« Un moment historique. » Le directeur de Sciences Po, Frédéric Mion, n’a pas manqué d’emphase pour féliciter les quarante-huit élèves de seconde et leurs familles, réunis à la prestigieuse école parisienne, mercredi 5 juillet. Ils sont les « pionniers » du nouveau dispositif d’égalité des chances lancé par l’école de la rue Saint-Guillaume, « Premier Campus ». Quelques minutes plus tard, ces jeunes issus de quatorze lycées d’Ile-de-France, tous boursiers, sont partis en car rejoindre le campus de Reims, l’une des antennes en région, pour suivre une semaine de cours intensifs. Une « expérience étudiante » avant l’heure, qu’ils réitéreront, à trois reprises, durant leurs deux prochaines années au lycée, afin de se préparer à l’entrée dans l’enseignement supérieur.

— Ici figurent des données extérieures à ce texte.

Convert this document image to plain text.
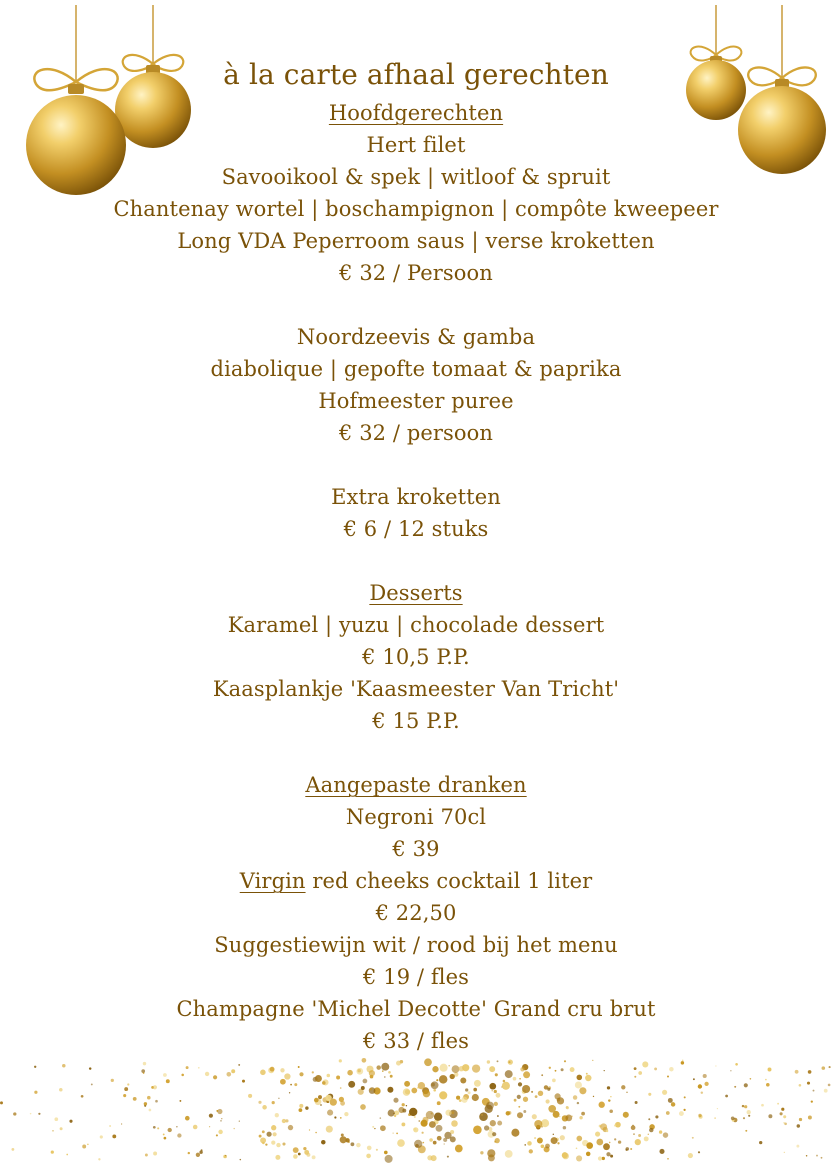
à la carte afhaal gerechten
Hoofdgerechten
Hert filet
Savooikool & spek | witloof & spruit
Chantenay wortel | boschampignon | compôte kweepeer
Long VDA Peperroom saus | verse kroketten
€ 32 / Persoon
Noordzeevis & gamba
diabolique | gepofte tomaat & paprika
Hofmeester puree
€ 32 / persoon
Extra kroketten
€ 6 / 12 stuks
Desserts
Karamel | yuzu | chocolade dessert
€ 10,5 P.P.
Kaasplankje 'Kaasmeester Van Tricht'
€ 15 P.P.
Aangepaste dranken
Negroni 70cl
€ 39
Virgin red cheeks cocktail 1 liter
€ 22,50
Suggestiewijn wit / rood bij het menu
€ 19 / fles
Champagne 'Michel Decotte' Grand cru brut
€ 33 / fles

Précurseur en matière d’ouverture sociale, Sciences Po a créé, il y a plus de quinze ans, une voie d’entrée spéciale destinée aux moins favorisés : les conventions d’éducation prioritaire (CEP). Depuis, ce sont 1 600 jeunes, issus de la centaine de lycées ZEP partenaires qui ont intégré l’institut par cette voie. Le taux de boursiers est passé de 6 % en 2000 à 27 % aujourd’hui.

Sciences Po a décidé d’aller plus loin dans sa politique d’ouverture sociale. Si le dispositif CEP a permis d’ouvrir socialement la grande école de l’élite, il est désormais en partie trusté par les classes favorisées qui fréquentent ces lycées : 40 % des bacheliers qui intègrent l’IEP parisien par cette voie sont issus de familles de catégories socioprofessionnelles supérieures.

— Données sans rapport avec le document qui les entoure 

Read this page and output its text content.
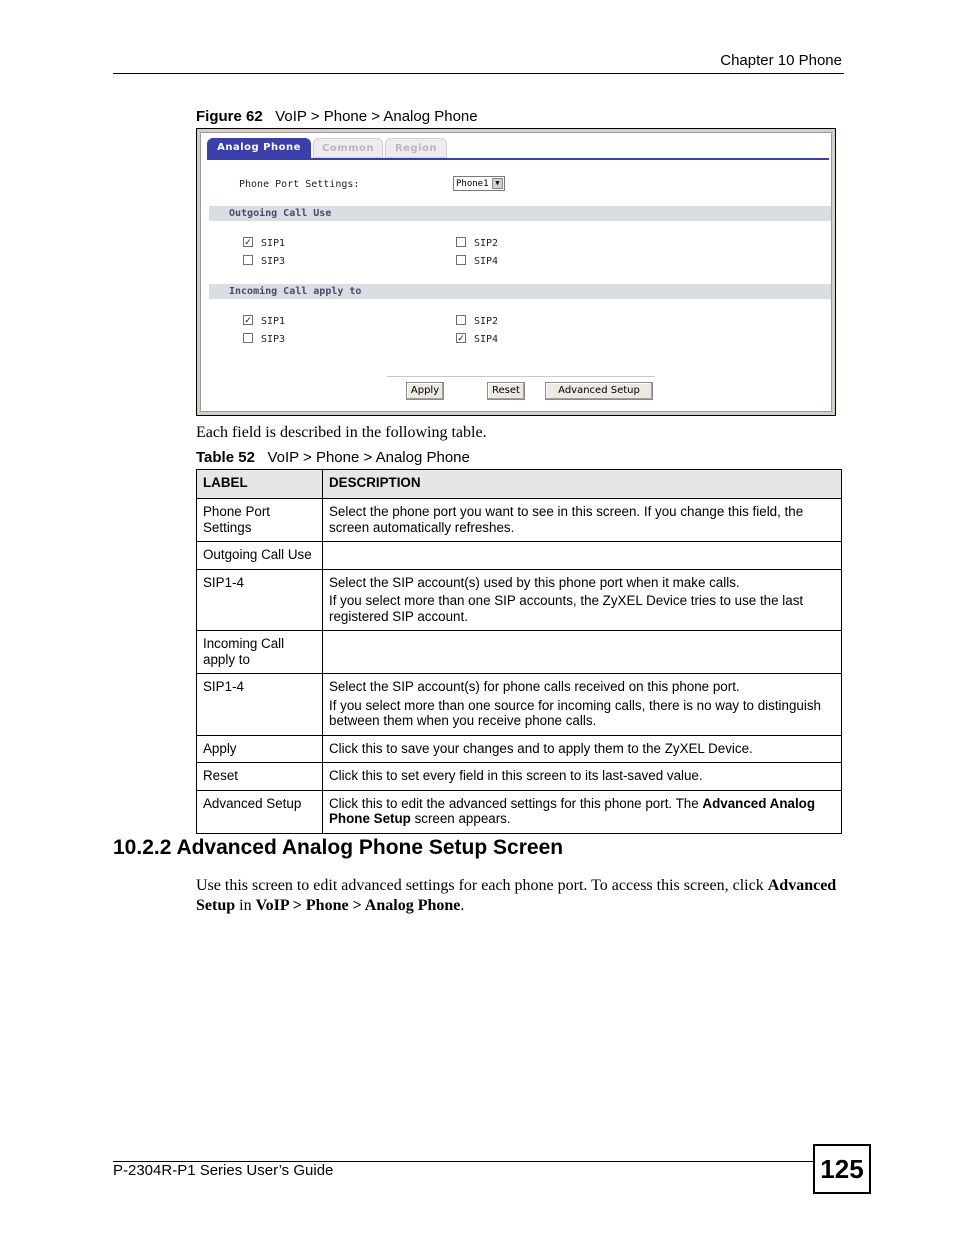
Chapter 10 Phone
Figure 62 VoIP > Phone > Analog Phone
Analog Phone	Common	Region
Phone Port Settings:	Phone1 ▼
Outgoing Call Use
✓ SIP1	SIP2
SIP3	SIP4
Incoming Call apply to
✓ SIP1	SIP2
SIP3	✓ SIP4
Apply	Reset	Advanced Setup
Each field is described in the following table.
Table 52 VoIP > Phone > Analog Phone
LABEL	DESCRIPTION
Phone Port Settings	Select the phone port you want to see in this screen. If you change this field, the screen automatically refreshes.
Outgoing Call Use	
SIP1-4	Select the SIP account(s) used by this phone port when it make calls.
If you select more than one SIP accounts, the ZyXEL Device tries to use the last registered SIP account.

Incoming Call apply to	
SIP1-4	Select the SIP account(s) for phone calls received on this phone port.
If you select more than one source for incoming calls, there is no way to distinguish between them when you receive phone calls.

Apply	Click this to save your changes and to apply them to the ZyXEL Device.
Reset	Click this to set every field in this screen to its last-saved value.
Advanced Setup	Click this to edit the advanced settings for this phone port. The Advanced Analog Phone Setup screen appears.
10.2.2 Advanced Analog Phone Setup Screen
Use this screen to edit advanced settings for each phone port. To access this screen, click Advanced Setup in VoIP > Phone > Analog Phone.
P-2304R-P1 Series User’s Guide	125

Avec « Premier Campus », réservé aux boursiers, Sciences Po compte « apporter sa pierre à l’une des grandes questions qui se pose au monde de l’éducation : la transition de l’enseignement secondaire au supérieur », selon M. Mion. Loin d’être une « prépa Sciences Po », ces semaines intensives visent à lutter contre l’autocensure des jeunes de milieu modeste et à leur donner les armes pour réussir dans l’enseignement supérieur.

2 000 euros par lycéen

Ces lycéens, sélectionnés dans leurs établissements parmi les élèves motivés et de niveau moyen, suivront des cours magistraux et ateliers autour de thématiques transversales, comme l’Europe ou la citoyenneté, dispensés par des professeurs de Sciences Po et de lycée. Une deuxième promotion d’une trentaine d’élèves est en train d’être constituée pour démarrer à l’été 2018. La région Ile-de-France est partenaire, ainsi que de grandes entreprises (Axa, Société générale, L’Oréal) pour cette semaine dont le coût s’élève à 2 000 euros par lycéen, pour qui le dispositif est gratuit.

Science Po espère étendre « Premier Campus » sur les territoires de ses antennes (Le Havre, Dijon, Menton, Nancy, Poitiers, Reims). Son laboratoire spécialisé dans l’évaluation des politiques publiques va quant à lui suivre la cohorte de jeunes.

Plusieurs autres Sciences Po de région se sont en fait déjà engagés sur un autre modèle similaire. Il y a bientôt dix ans, ils ont lancé des programmes d’accompagnement des lycéens vers les concours et l’enseignement supérieur. Et ce, à grande échelle : les instituts d’études politiques d’Aix, Lille, Lyon, Rennes, Strasbourg, Toulouse et Saint-Germain-en-Laye coordonnent chaque année le suivi de 3 000 élèves, de la troisième à la terminale, sous diverses formes – journées d’immersion, aide à l’orientation… Plus d’un quart des élèves de terminale qui y ont participé intègrent, après le bac, un IEP, 40 % vont en classes prépas et le dernier tiers rejoint une licence universitaire.